Our Living Churchyard in August
I start by thanking the Vicar and the PCC for making possible the erection of a much more comprehensive sign giving information about the churchyard. This new sign shows more of what is to be found. Nevertheless, the variety of both flowers and insects continues to grow each year: the only way to keep really up to date is to go into the meadow and keep your eyes wide open.
As I write, the cold weather continues and it’s easy to dismiss a day by saying there’s nothing to be seen but a few Meadow Brown butterflies braving the chilly temperatures. But the flowers are loving the damp, cool weather. After a gap if 4 years, there is a lovely yellow froth of Ladies’ Bedstraw in front of Richard Page’s tomb - why it hasn’t appeared in the years in between, or why it has suddenly appeared again now, I can’t say. But stand downwind of it and be delighted by its lovely scent.

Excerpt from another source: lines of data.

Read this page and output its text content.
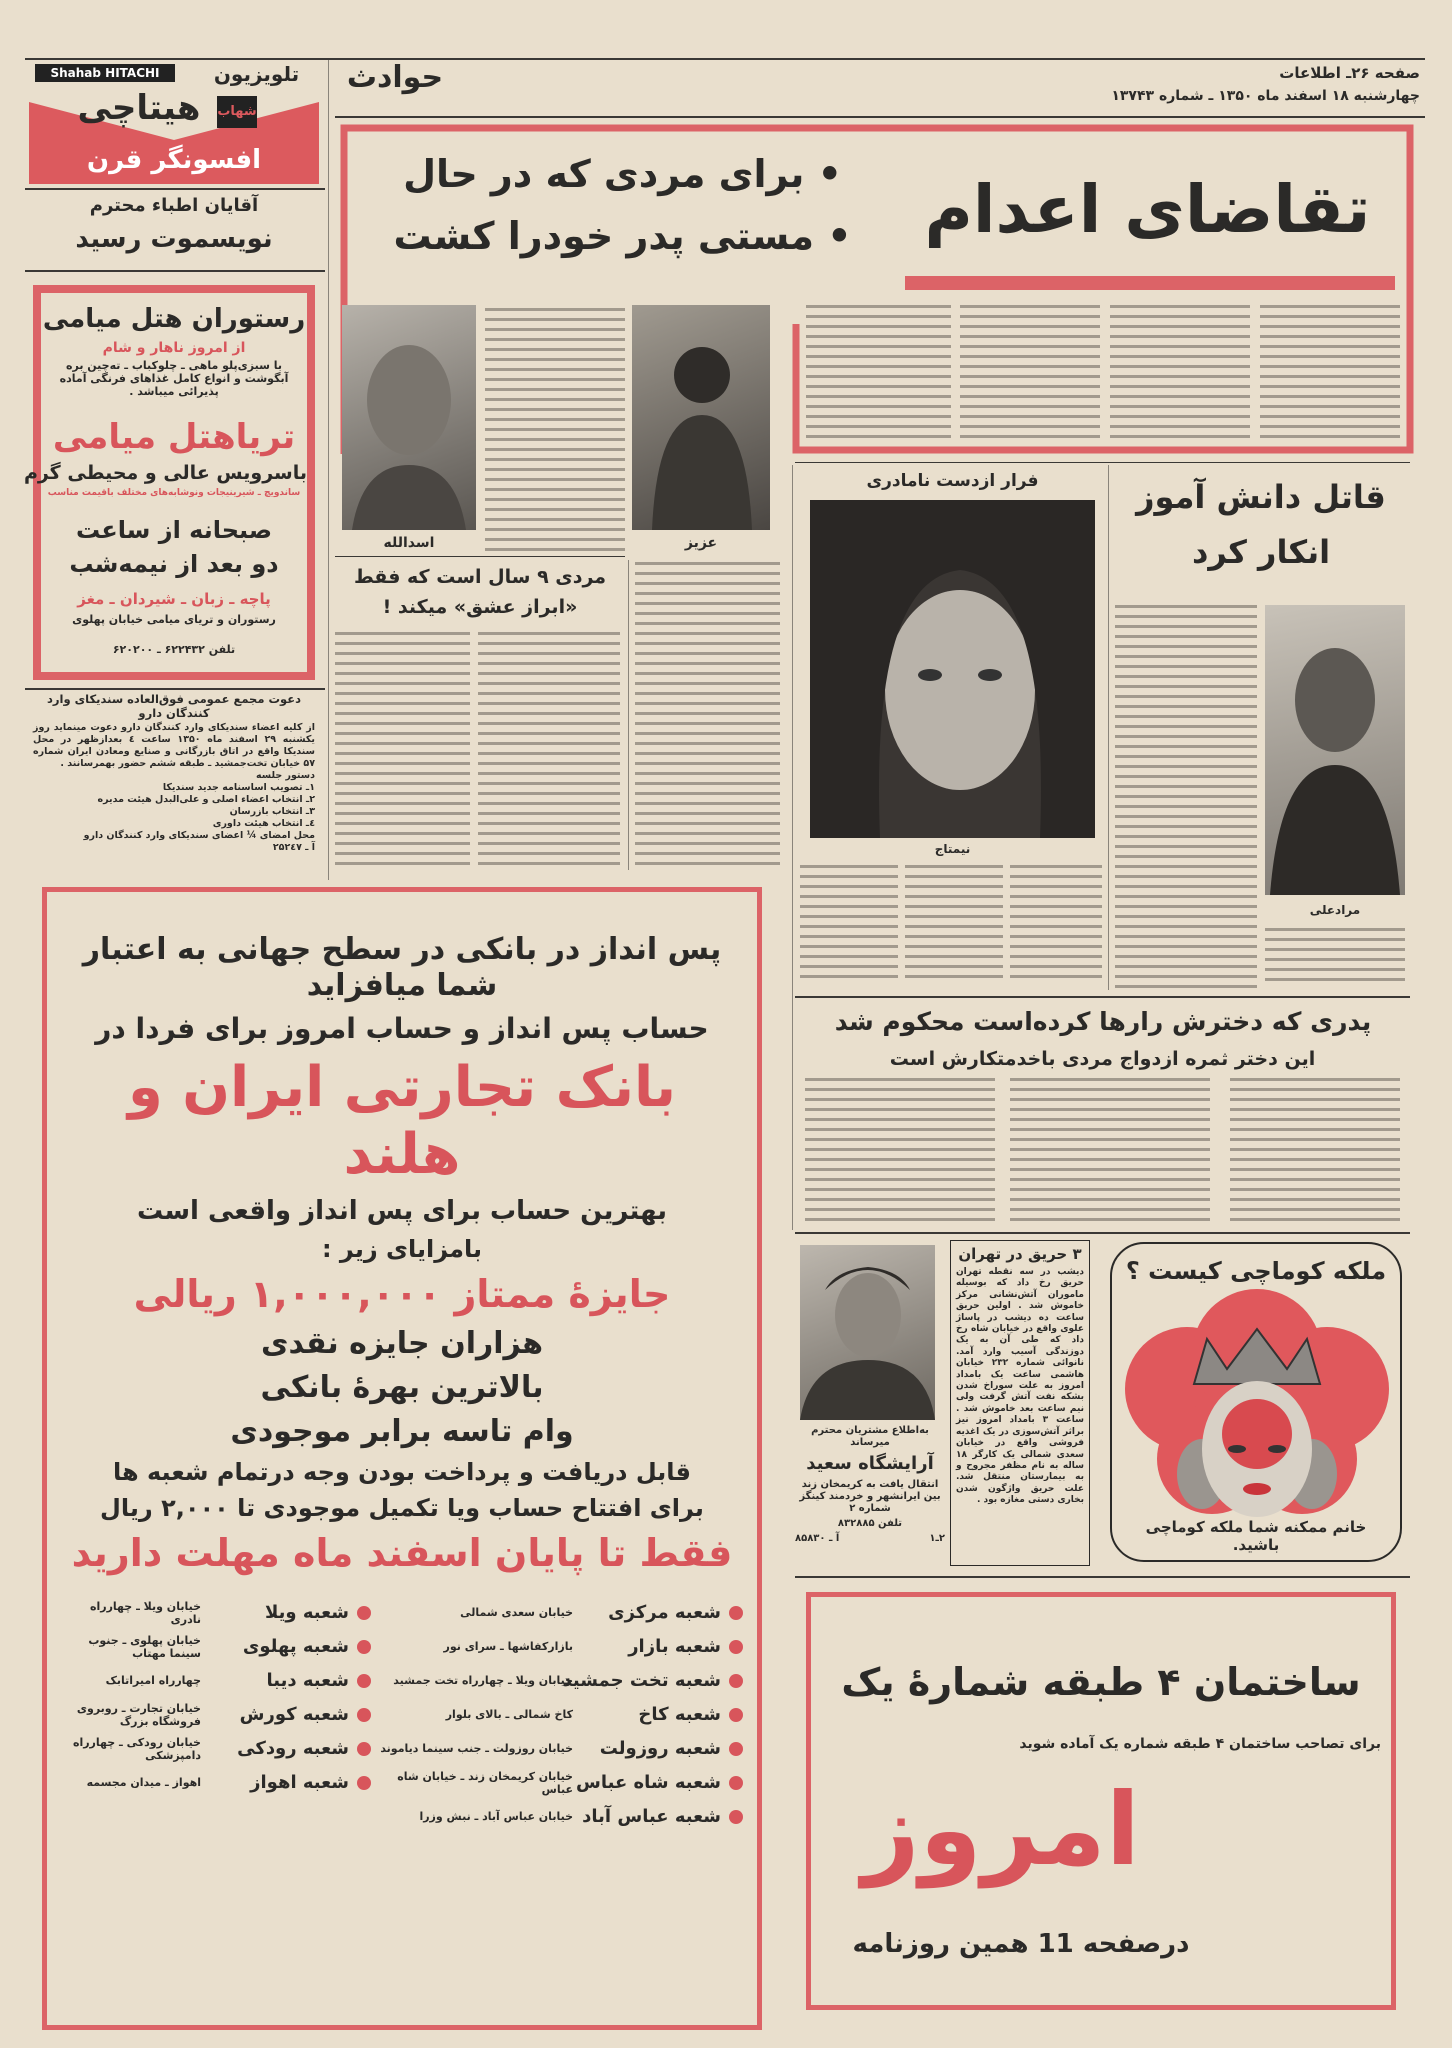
حوادث	صفحه ۲۶ـ اطلاعات
چهارشنبه ۱۸ اسفند ماه ۱۳۵۰ ـ شماره ۱۳۷۴۳
Shahab HITACHI	تلویزیون
هیتاچی	شهاب
افسونگر قرن
آقایان اطباء محترم
نویسموت رسید
رستوران هتل میامی
از امروز ناهار و شام
با سبزی‌پلو ماهی ـ چلوکباب ـ ته‌چین بره آبگوشت و انواع کامل غذاهای فرنگی آماده پذیرائی میباشد .
تریاهتل میامی
باسرویس عالی و محیطی گرم
ساندویچ ـ شیرینیجات ونوشابه‌های مختلف باقیمت مناسب
صبحانه از ساعت
دو بعد از نیمه‌شب
پاچه ـ زبان ـ شیردان ـ مغز
رستوران و تریای میامی خیابان پهلوی
تلفن ۶۲۲۴۳۲ ـ ۶۲۰۲۰۰
دعوت مجمع عمومی فوق‌العاده سندیکای وارد کنندگان دارو
از کلیه اعضاء سندیکای وارد کنندگان دارو دعوت مینماید روز یکشنبه ۲۹ اسفند ماه ۱۳۵۰ ساعت ٤ بعدازظهر در محل سندیکا واقع در اتاق بازرگانی و صنایع ومعادن ایران شماره ۵۷ خیابان تخت‌جمشید ـ طبقه ششم حضور بهمرسانند .
دستور جلسه
۱ـ تصویب اساسنامه جدید سندیکا
۲ـ انتخاب اعضاء اصلی و علی‌البدل هیئت مدیره
۳ـ انتخاب بازرسان
٤ـ انتخاب هیئت داوری
محل امضای ¼ اعضای سندیکای وارد کنندگان دارو
آ ـ ۲۵۲٤۷
تقاضای اعدام
• برای مردی که در حال
• مستی پدر خودرا کشت
عزیز
اسدالله
مردی ۹ سال است که فقط «ابراز عشق» میکند !
فرار ازدست نامادری
نیمتاج
قاتل دانش آموز
انکار کرد
مرادعلی
پدری که دخترش رارها کرده‌است محکوم شد
این دختر ثمره ازدواج مردی باخدمتکارش است
پس انداز در بانکی در سطح جهانی به اعتبار شما میافزاید
حساب پس انداز و حساب امروز برای فردا در
بانک تجارتی ایران و هلند
بهترین حساب برای پس انداز واقعی است
بامزایای زیر :
جایزهٔ ممتاز ۱,۰۰۰,۰۰۰ ریالی
هزاران جایزه نقدی
بالاترین بهرهٔ بانکی
وام تاسه برابر موجودی
قابل دریافت و پرداخت بودن وجه درتمام شعبه ها
برای افتتاح حساب ویا تکمیل موجودی تا ۲,۰۰۰ ریال
فقط تا پایان اسفند ماه مهلت دارید
شعبه مرکزی
خیابان سعدی شمالی
شعبه بازار
بازارکفاشها ـ سرای نور
شعبه تخت جمشید
خیابان ویلا ـ چهارراه تخت جمشید
شعبه کاخ
کاخ شمالی ـ بالای بلوار
شعبه روزولت
خیابان روزولت ـ جنب سینما دیاموند
شعبه شاه عباس
خیابان کریمخان زند ـ خیابان شاه عباس
شعبه عباس آباد
خیابان عباس آباد ـ نبش وزرا
شعبه ویلا
خیابان ویلا ـ چهارراه نادری
شعبه پهلوی
خیابان پهلوی ـ جنوب سینما مهتاب
شعبه دیبا
چهارراه امیراتابک
شعبه کورش
خیابان تجارت ـ روبروی فروشگاه بزرگ
شعبه رودکی
خیابان رودکی ـ چهارراه دامپزشکی
شعبه اهواز
اهواز ـ میدان مجسمه
به‌اطلاع مشتریان محترم میرساند
آرایشگاه سعید
انتقال یافت به کریمخان زند بین ایرانشهر و خردمند کینگز شماره ۲
تلفن ۸۳۲۸۸۵
آ ـ ۸۵۸۳۰	۲ـ۱
۳ حریق در تهران
دیشب در سه نقطه تهران حریق رخ داد که بوسیله ماموران آتش‌نشانی مرکز خاموش شد . اولین حریق ساعت ده دیشب در پاساژ علوی واقع در خیابان شاه رخ داد که طی آن به یک دوزندگی آسیب وارد آمد. نانوائی شماره ۲۳۲ خیابان هاشمی ساعت یک بامداد امروز به علت سوراخ شدن بشکه نفت آتش گرفت ولی نیم ساعت بعد خاموش شد . ساعت ۳ بامداد امروز نیز براثر آتش‌سوزی در یک اغذیه فروشی واقع در خیابان سعدی شمالی یک کارگر ۱۸ ساله به نام مظفر مجروح و به بیمارستان منتقل شد. علت حریق واژگون شدن بخاری دستی مغازه بود .
ملکه کوماچی کیست ؟
خانم ممکنه شما ملکه کوماچی باشید.
ساختمان ۴ طبقه شمارهٔ یک
برای تصاحب ساختمان ۴ طبقه شماره یک آماده شوید
امروز
درصفحه 11 همین روزنامه
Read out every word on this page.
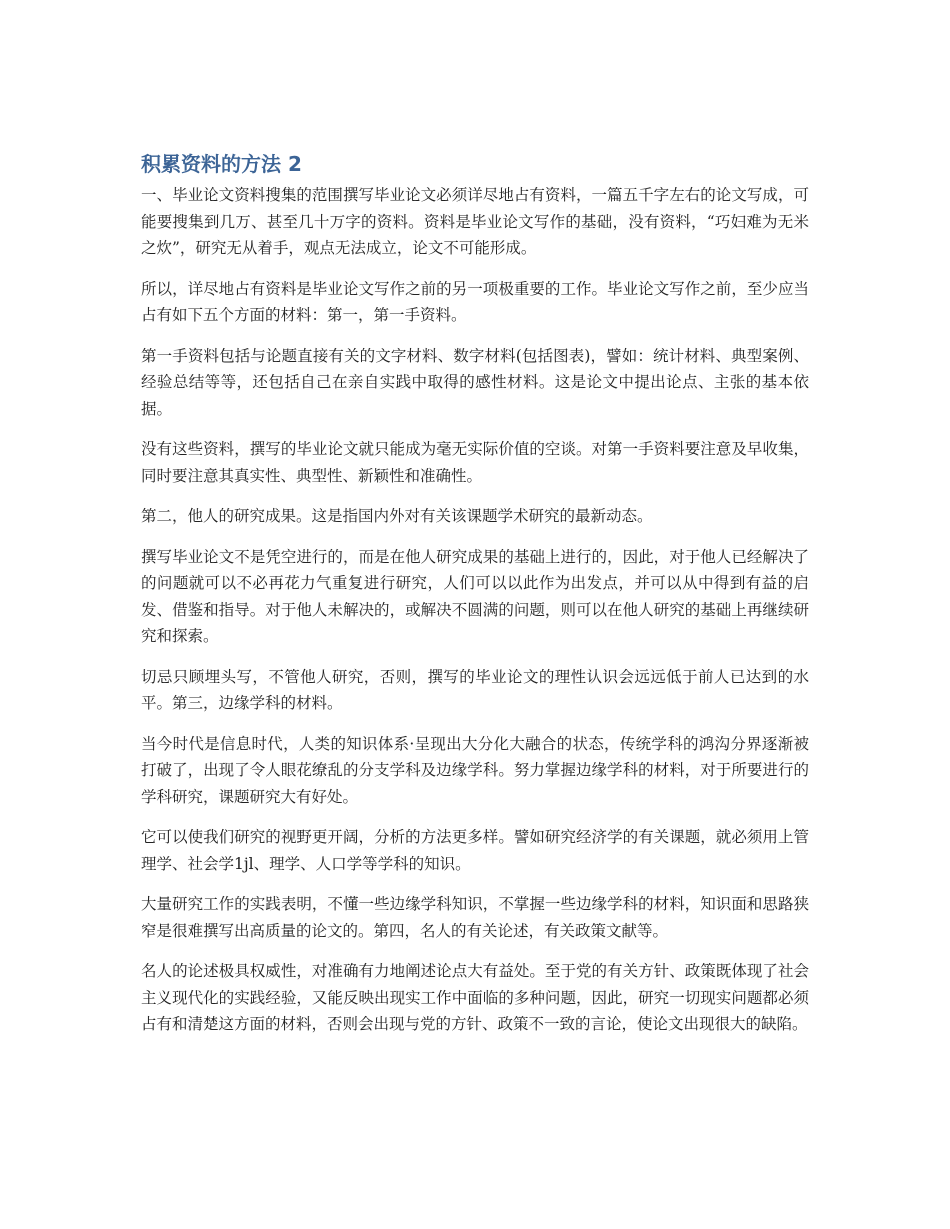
积累资料的方法 2

一、毕业论文资料搜集的范围撰写毕业论文必须详尽地占有资料，一篇五千字左右的论文写成，可能要搜集到几万、甚至几十万字的资料。资料是毕业论文写作的基础，没有资料，“巧妇难为无米之炊”，研究无从着手，观点无法成立，论文不可能形成。

所以，详尽地占有资料是毕业论文写作之前的另一项极重要的工作。毕业论文写作之前，至少应当占有如下五个方面的材料：第一，第一手资料。

第一手资料包括与论题直接有关的文字材料、数字材料(包括图表)，譬如：统计材料、典型案例、经验总结等等，还包括自己在亲自实践中取得的感性材料。这是论文中提出论点、主张的基本依据。

没有这些资料，撰写的毕业论文就只能成为毫无实际价值的空谈。对第一手资料要注意及早收集，同时要注意其真实性、典型性、新颖性和准确性。

第二，他人的研究成果。这是指国内外对有关该课题学术研究的最新动态。

撰写毕业论文不是凭空进行的，而是在他人研究成果的基础上进行的，因此，对于他人已经解决了的问题就可以不必再花力气重复进行研究，人们可以以此作为出发点，并可以从中得到有益的启发、借鉴和指导。对于他人未解决的，或解决不圆满的问题，则可以在他人研究的基础上再继续研究和探索。

切忌只顾埋头写，不管他人研究，否则，撰写的毕业论文的理性认识会远远低于前人已达到的水平。第三，边缘学科的材料。

当今时代是信息时代，人类的知识体系·呈现出大分化大融合的状态，传统学科的鸿沟分界逐渐被打破了，出现了令人眼花缭乱的分支学科及边缘学科。努力掌握边缘学科的材料，对于所要进行的学科研究，课题研究大有好处。

它可以使我们研究的视野更开阔，分析的方法更多样。譬如研究经济学的有关课题，就必须用上管理学、社会学1jl、理学、人口学等学科的知识。

大量研究工作的实践表明，不懂一些边缘学科知识，不掌握一些边缘学科的材料，知识面和思路狭窄是很难撰写出高质量的论文的。第四，名人的有关论述，有关政策文献等。

名人的论述极具权威性，对准确有力地阐述论点大有益处。至于党的有关方针、政策既体现了社会主义现代化的实践经验，又能反映出现实工作中面临的多种问题，因此，研究一切现实问题都必须占有和清楚这方面的材料，否则会出现与党的方针、政策不一致的言论，使论文出现很大的缺陷。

A new visitor to the area this year is the Large Skipper. This is one of the so-called Golden Skippers, because of their colour and because they have a distinctive flight pattern, skipping from flower-to-flower sipping nectar. This one is using its long proboscis to drink from Common Knapweed. Encouragingly, two or three new plants of this have appeared this year.
The butterfly in my picture is a make. It has a black ‘sex brand’ on the wing, from which it ejects pheromones (chemical lures) to attract females.
Many different yellow flowers are out now. One of these, Lesser Hawkbit, hosts an emerald-green Swollen-thighed Beetle. This is also a male, shown by the prominent swellings on the thighs of its hind legs.
Near it is a Crab Spider, a small spider with a dumpy body and eight eyes. These spiders don’t make a web, but lie in wait for their prey and seize it with their long front legs.